So can I pull and replace this module to get rid of it? I’d rather my battery only last a couple years but give me access to the house battery and give me full charge. When I try to run my refrigerator it shuts off at the higher limit of the battery (75%) which I can adjust but I never wanted to risk it running down too much. The extra 20% is A LOT of usable battery. Plus the recharge rate is ruining it. Seems like a real waste to have the house battery only feed the starter. I guess one could bypass it all and run them in parallel but a bit defeating on the purpose. I’d like to be able to run one down using my fridge and Starlink and lights but leave the starter battery alone.
The BMS? No, it's ECU controlled.
The Ctek Smartpass? Yes. That's what
@The_Ick posted above.
The BMS manages the starter battery.
The Smartpass manages the aux battery. The aux battery is not visible to the vehicle and is not reported on the electrical page. Owners who want to keep an eye on the aux battery need to put a battery monitor on it.
Your broad choices are:
1.
Keep the existing setup and run the house loads from the starter battery. That is what Ineos intended. The BMS and alternator will keep the starter battery charged at the ~80% SOC mark and the aux battery will trickle charge it it via the Smartpass when the engine is not running. If the starter battery gets low the aux battery will boost it via the Smartpass for the next engine start then the alternator will fast charge the starter battery. I have seen north of 100amps charging rates.
2.
Install a Ctek D250SE alongside the Smartpass. That will provide a solar panel* input to keep the aux battery topped up when camping and boost the DC charging rate to the aux battery from 120 amps to 140 amps combined.

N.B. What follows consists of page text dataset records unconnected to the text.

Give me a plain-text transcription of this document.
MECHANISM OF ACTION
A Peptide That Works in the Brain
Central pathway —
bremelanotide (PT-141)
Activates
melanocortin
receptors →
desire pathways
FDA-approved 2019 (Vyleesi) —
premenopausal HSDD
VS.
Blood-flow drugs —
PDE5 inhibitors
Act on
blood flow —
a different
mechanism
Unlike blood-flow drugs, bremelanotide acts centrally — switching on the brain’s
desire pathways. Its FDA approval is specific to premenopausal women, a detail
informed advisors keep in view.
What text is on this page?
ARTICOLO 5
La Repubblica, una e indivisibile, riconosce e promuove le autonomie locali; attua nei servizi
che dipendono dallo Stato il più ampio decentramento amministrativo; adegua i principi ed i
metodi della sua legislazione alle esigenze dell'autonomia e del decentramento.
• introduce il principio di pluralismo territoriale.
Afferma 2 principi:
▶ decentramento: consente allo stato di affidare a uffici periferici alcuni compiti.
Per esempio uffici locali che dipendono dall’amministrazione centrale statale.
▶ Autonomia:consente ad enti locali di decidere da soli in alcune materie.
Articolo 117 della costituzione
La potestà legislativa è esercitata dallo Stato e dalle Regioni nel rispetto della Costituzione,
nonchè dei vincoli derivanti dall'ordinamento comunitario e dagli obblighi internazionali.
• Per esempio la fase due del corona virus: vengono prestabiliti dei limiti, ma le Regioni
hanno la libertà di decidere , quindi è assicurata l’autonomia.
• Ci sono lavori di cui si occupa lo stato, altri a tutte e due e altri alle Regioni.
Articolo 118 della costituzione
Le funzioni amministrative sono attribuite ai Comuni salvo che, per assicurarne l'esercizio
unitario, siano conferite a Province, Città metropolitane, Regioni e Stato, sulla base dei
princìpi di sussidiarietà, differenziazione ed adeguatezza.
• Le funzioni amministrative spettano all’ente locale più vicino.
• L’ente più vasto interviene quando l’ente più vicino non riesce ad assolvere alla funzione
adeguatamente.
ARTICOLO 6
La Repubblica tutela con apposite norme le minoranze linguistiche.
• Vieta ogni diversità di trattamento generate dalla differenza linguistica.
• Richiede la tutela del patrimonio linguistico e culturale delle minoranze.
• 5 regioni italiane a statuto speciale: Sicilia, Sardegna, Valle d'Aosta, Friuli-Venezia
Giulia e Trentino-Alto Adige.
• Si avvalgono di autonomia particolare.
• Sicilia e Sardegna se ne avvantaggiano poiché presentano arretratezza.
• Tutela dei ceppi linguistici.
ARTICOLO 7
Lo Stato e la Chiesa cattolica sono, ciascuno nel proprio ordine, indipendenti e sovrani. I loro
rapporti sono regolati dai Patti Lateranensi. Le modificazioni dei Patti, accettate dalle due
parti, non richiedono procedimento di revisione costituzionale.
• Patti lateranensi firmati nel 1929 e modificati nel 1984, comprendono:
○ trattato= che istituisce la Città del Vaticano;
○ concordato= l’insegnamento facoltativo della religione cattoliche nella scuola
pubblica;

If you're drawing house loads from the starter battery the aux battery will pulse charge it via the Smartpass.
* D250SE solar panel open circuit voltage limit is 23 volts.
3.
Run all house loads from the aux battery. Bin the 20 amp Smartpass and replace it with a DC-DC charger. If you get a charger with an EFB profile you can keep the existing aux battery until it dies or just spend more money upfront and swap it out for a lithium battery as
@The_Ick said above.
If you want to completely ring fence the starter battery you should also move the INTx and EXTx circuits and the 12v cig socket in the cargo area over to the house battery as part of #3. Some owners have done that and posted about it.
The at-risk owners are those who split their house loads across INTx, EXTx, the fridge socket
and go directly to the aux battery (in the factory configuration). If both batteries are being depleted by house loads while parked on a camp site - with the PWR switch turned on - the aux battery cannot assist with an engine start. Pack a NOCO.